Find and count distinct domains in a file with grep

Regular expressions come handy when trying to filter some output from a file with grep or similar Linux command.

The Apache access log is one of several log files produced by an Apache HTTP server. This particular log file is responsible for recording data for all requests processed by the Apache server.

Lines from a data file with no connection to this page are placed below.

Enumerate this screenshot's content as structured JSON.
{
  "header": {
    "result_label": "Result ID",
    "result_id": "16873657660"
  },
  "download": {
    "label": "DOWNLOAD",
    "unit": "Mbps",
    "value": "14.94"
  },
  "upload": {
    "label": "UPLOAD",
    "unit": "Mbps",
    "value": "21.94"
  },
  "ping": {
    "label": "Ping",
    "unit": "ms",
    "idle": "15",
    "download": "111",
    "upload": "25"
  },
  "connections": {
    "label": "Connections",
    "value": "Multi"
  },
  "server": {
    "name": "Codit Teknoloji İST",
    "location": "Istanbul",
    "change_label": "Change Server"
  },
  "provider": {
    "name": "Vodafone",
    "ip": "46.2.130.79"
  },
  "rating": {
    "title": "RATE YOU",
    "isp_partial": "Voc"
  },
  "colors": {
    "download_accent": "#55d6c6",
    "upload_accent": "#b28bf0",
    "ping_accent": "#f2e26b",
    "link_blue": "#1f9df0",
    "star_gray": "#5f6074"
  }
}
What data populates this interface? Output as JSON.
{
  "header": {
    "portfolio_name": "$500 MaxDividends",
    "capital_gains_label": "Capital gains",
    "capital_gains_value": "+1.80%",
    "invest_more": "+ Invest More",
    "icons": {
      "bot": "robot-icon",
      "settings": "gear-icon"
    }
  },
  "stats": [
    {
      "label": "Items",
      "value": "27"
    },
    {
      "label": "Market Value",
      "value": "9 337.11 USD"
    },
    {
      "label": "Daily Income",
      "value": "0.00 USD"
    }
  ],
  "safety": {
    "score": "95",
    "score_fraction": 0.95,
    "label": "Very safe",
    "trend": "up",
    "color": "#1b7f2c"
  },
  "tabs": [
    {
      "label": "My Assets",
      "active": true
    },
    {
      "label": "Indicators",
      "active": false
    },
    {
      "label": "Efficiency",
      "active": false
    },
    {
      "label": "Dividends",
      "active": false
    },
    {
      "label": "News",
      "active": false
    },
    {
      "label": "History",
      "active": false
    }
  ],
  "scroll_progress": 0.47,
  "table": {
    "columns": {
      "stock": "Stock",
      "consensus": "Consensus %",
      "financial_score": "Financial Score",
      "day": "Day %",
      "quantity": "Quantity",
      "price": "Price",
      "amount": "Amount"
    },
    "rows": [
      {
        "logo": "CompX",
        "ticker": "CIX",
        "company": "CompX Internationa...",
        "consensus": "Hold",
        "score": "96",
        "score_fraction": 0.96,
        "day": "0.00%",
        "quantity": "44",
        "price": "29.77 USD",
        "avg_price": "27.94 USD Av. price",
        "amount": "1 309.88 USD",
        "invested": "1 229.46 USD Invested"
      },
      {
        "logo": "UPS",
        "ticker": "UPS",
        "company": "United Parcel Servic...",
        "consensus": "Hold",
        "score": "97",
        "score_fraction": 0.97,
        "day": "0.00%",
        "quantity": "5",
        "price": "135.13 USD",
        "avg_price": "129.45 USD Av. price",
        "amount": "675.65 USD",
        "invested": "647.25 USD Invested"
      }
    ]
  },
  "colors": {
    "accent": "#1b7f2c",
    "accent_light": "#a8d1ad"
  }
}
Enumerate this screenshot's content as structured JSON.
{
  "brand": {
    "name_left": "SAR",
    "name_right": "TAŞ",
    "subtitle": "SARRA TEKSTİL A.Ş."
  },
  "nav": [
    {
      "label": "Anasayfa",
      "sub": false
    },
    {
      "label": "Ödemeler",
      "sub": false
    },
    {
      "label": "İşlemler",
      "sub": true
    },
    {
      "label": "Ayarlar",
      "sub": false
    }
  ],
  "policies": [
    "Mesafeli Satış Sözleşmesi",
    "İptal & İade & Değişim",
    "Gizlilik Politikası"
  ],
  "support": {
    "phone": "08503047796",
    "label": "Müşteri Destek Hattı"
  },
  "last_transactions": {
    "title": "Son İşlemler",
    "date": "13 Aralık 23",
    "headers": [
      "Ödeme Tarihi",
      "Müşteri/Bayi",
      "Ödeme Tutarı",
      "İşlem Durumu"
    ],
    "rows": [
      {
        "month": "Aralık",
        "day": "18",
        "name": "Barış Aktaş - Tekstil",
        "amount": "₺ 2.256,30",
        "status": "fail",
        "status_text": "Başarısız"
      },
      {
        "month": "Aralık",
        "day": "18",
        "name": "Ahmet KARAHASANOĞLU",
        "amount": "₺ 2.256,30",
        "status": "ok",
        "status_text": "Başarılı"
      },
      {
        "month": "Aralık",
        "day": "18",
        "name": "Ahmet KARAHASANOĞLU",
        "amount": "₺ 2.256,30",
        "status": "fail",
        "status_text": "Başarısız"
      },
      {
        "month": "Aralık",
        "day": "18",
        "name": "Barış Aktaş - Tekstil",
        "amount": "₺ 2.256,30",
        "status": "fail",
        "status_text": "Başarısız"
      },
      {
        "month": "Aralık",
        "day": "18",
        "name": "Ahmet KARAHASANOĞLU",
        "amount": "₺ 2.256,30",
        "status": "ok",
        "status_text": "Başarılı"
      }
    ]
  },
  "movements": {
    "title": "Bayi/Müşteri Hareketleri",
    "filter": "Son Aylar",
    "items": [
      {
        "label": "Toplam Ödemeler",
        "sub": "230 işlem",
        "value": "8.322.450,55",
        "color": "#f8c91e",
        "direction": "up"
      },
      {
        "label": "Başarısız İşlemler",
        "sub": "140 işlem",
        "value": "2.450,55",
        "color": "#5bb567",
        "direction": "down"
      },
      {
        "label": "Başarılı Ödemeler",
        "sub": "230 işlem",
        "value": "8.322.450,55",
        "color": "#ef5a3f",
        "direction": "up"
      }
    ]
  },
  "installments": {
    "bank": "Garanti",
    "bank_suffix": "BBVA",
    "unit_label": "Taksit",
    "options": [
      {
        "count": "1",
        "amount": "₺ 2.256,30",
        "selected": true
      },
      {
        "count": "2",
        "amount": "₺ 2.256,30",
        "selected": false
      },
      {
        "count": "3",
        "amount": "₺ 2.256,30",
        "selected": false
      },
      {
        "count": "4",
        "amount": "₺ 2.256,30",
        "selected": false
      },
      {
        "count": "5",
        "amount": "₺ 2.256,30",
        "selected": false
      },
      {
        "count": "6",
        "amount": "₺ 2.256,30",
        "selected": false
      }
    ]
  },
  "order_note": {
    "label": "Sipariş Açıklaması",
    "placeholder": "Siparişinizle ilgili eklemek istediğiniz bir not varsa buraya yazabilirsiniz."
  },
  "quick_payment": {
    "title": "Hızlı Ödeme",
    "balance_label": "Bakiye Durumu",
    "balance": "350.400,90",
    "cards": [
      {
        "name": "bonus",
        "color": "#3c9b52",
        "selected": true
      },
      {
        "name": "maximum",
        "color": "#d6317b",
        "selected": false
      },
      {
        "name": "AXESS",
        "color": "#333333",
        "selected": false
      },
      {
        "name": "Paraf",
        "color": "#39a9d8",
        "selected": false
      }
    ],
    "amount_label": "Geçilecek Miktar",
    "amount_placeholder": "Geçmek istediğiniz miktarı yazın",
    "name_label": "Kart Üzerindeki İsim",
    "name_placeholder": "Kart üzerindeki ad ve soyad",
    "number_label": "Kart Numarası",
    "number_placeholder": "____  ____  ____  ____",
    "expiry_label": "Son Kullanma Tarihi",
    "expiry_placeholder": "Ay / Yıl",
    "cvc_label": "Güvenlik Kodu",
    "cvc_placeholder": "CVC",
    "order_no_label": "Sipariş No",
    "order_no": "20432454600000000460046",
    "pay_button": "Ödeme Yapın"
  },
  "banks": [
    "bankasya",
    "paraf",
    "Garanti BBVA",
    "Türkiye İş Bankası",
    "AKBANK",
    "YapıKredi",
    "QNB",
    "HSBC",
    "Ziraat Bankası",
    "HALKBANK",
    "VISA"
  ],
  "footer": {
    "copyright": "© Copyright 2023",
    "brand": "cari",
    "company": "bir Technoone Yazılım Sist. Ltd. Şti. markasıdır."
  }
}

To quickly find and display all referrers domain/subdomain and how many are there you can use the following command

grep -Eo 'https?://[a-zA-Z0-9!@#$&()\\-`.+,]*' access.log | cut -d '/' -f3 | sort | uniq -c | sort -nr

Example output:

296 aljazvidmar.si
 60 www.apple.com
 47 www.semrush.com
 39 ahrefs.com
 38 webmaster.petalsearch.com
 22 www.google.com
  9 opensiteexplorer.org
  8 dataforseo.com
  7 www.bing.com
  5 www.google.com.hk
  2 napoveda.seznam.cz
  2 ecairn.com
  2 duckduckgo.com
  1 photo.adesignstudio.net

Command break-down with comments

-E, --extended-regexp
Interpret PATTERNS as extended regular expressions (EREs, see below).

-o, --only-matching
Print only the matched (non-empty) parts of a matching line, with each such part on a separate output line.

match http with optional char ‘s’ ?s, followed by :// and any aphanumeric char + special characters except slash [a-zA-Z0-9!@#$&()-`.+,]* multiple times

sort the output

uniq -c find unique lines and count them

sort -rn sort them again in reverse order as numbers